Socio fundador de La Red de Pueblos Gastronómicos de España, Mora de Rubielos conquista al viajero con recetas apenas alteradas con el paso de los siglos.

En el silencio pétreo de las calles de Mora de Rubielos, entre castillos góticos y portales medievales, late una gastronomía que es fiel reflejo de su historia: sobria, honesta y profundamente arraigada. Aquí, donde el aire huele a tomillo y la luz dorada acaricia los campos de la comarca de Gúdar-Javalambre, la cocina no es un mero sustento, sino un acto de memoria y respeto por los frutos de esta tierra áspera y generosa.
La despensa morana se construye sobre lo esencial. ¿Los cimientos?: Legumbres, cereal y el arte de lo humilde. Las judías estofadas, lentamente cocinadas con tocino y laurel, son un himno a la paciencia, mientras que el empedrao —esa sabia unión de alubias rojas, arroz, bacalao y acelgas— narra la historia de un territorio donde el mar solo llegaba en forma de salazón. Pero es en las migas, quizás, donde mejor se resume el alma de esta cocina: pan duro transformado en manjar con el oro líquido del aceite de conserva, ajo y los «tropezones» de jamón y chorizo. Un plato que, en su simplicidad, encierra la elegancia de lo eterno.
En las cocinas de Mora, el ternasco asado (amparado por la IGP Ternasco de Aragón) se sirve con la crujiente piel dorada, acompañado apenas por unas patatas o un puñado de romero. El conejo, ya sea escabechado o al ajillo, habla de la tradición cinegética, mientras que las perdices en escabeche —herencia de las despensas invernales— muestran el ingenio para conservar.

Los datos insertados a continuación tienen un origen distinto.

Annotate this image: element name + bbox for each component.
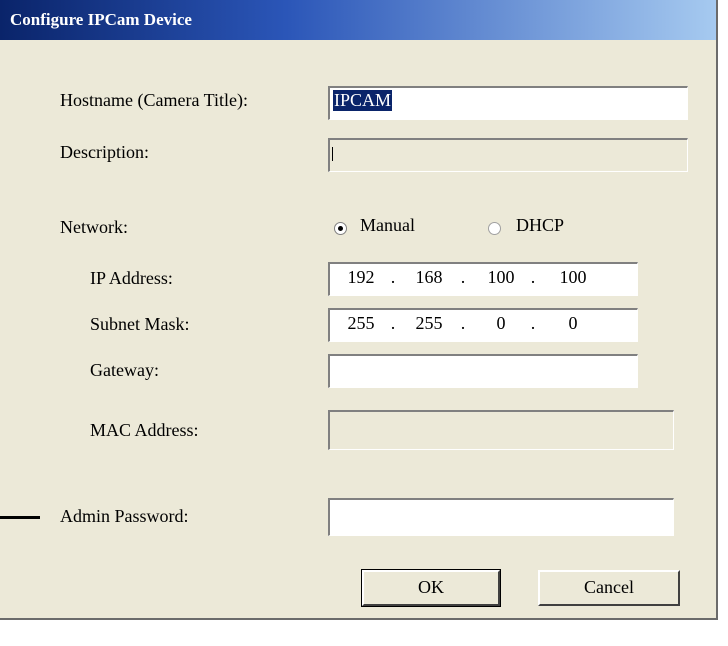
subnet-mask-input[interactable]: 255 . 255 . 0 . 0: [328, 308, 638, 342]
gateway-label: Gateway:: [90, 360, 159, 380]
title-bar[interactable]: Configure IPCam Device: [0, 0, 716, 40]
subnet-dot: .: [390, 313, 396, 333]
hostname-value: IPCAM: [333, 90, 393, 111]
subnet-mask-label: Subnet Mask:: [90, 314, 190, 334]
dhcp-radio[interactable]: [488, 222, 501, 235]
admin-password-label: Admin Password:: [60, 506, 189, 526]
ip-octet-4[interactable]: 100: [552, 267, 594, 288]
description-input[interactable]: [328, 138, 688, 172]
subnet-octet-1[interactable]: 255: [340, 313, 382, 334]
ip-dot: .: [460, 267, 466, 287]
subnet-dot: .: [530, 313, 536, 333]
radio-selected-dot: [338, 226, 343, 231]
manual-radio-label[interactable]: Manual: [360, 215, 415, 236]
callout-pointer-line: [0, 516, 40, 519]
text-caret: [332, 147, 333, 161]
cancel-button[interactable]: Cancel: [538, 570, 680, 606]
ip-octet-1[interactable]: 192: [340, 267, 382, 288]
dhcp-radio-label[interactable]: DHCP: [516, 215, 564, 236]
hostname-label: Hostname (Camera Title):: [60, 90, 248, 110]
ip-octet-3[interactable]: 100: [480, 267, 522, 288]
subnet-octet-4[interactable]: 0: [552, 313, 594, 334]
ip-address-input[interactable]: 192 . 168 . 100 . 100: [328, 262, 638, 296]
description-label: Description:: [60, 142, 149, 162]
mac-address-label: MAC Address:: [90, 420, 199, 440]
subnet-octet-2[interactable]: 255: [408, 313, 450, 334]
mac-address-input[interactable]: [328, 410, 674, 450]
network-label: Network:: [60, 217, 128, 237]
ip-dot: .: [530, 267, 536, 287]
window-title: Configure IPCam Device: [10, 10, 192, 29]
ip-address-label: IP Address:: [90, 268, 173, 288]
subnet-dot: .: [460, 313, 466, 333]
admin-password-input[interactable]: [328, 498, 674, 536]
subnet-octet-3[interactable]: 0: [480, 313, 522, 334]
configure-dialog: Configure IPCam Device Hostname (Camera …: [0, 0, 718, 620]
ip-octet-2[interactable]: 168: [408, 267, 450, 288]
manual-radio[interactable]: [334, 222, 347, 235]
ok-button[interactable]: OK: [361, 569, 501, 607]
hostname-input[interactable]: IPCAM: [328, 86, 688, 120]
ip-dot: .: [390, 267, 396, 287]
gateway-input[interactable]: [328, 354, 638, 388]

Pero es el cerdo, rey indiscutible, quien brinda sus mejores joyas: el Jamón de Teruel DO, de dulce untuosidad, y las morcillas —de arroz o cebolla— que perfuman las matanzas.
En Mora, hasta el aceite guarda historias. El aceite de conserva, en el que se maceran carnes y embutidos, es un elixir que impregna migas y guisos. Y en invierno, la trufa negra (Tuber Melanosporum) emerge como un diamante entre la nieve, aromatizando desde huevos hasta patatas. Para cerrar, la repostería ofrece tortas de alma —de masa fina con miel, azúcar y calabaza— o la tortilla de pan con bacalao, donde la miga humilde se ennoblece con nueces y el pescado salado.
El viajero más gourmet no puede irse de Mora de Rubielos sin cumplir tres mandamientos. El primero de ellos es probar migas con tropezones, empedrao y ternasco asado. El segundo es buscar en las carnicerías locales la mejor morcilla de cebolla de la zona. El tercero es maridar estos sabrosos manjares con un vino de la tierra, robusto como estos paisajes.
Comer en Mora de Rubielos es viajar a un tiempo en el que cada ingrediente tenía un propósito y cada plato, una estación. Hoy, entre sus mesas, aún se escuchan los ecos de los monjes franciscanos, los señores de Heredia y las manos anónimas que supieron convertir lo escaso en sublime. Porque aquí, como decía un viejo cocinero del lugar, «la grandeza no está en la abundancia, sino en saber escuchar a la tierra». Porque Mora no se visita; se paladea. Lentamente, como sus guisos.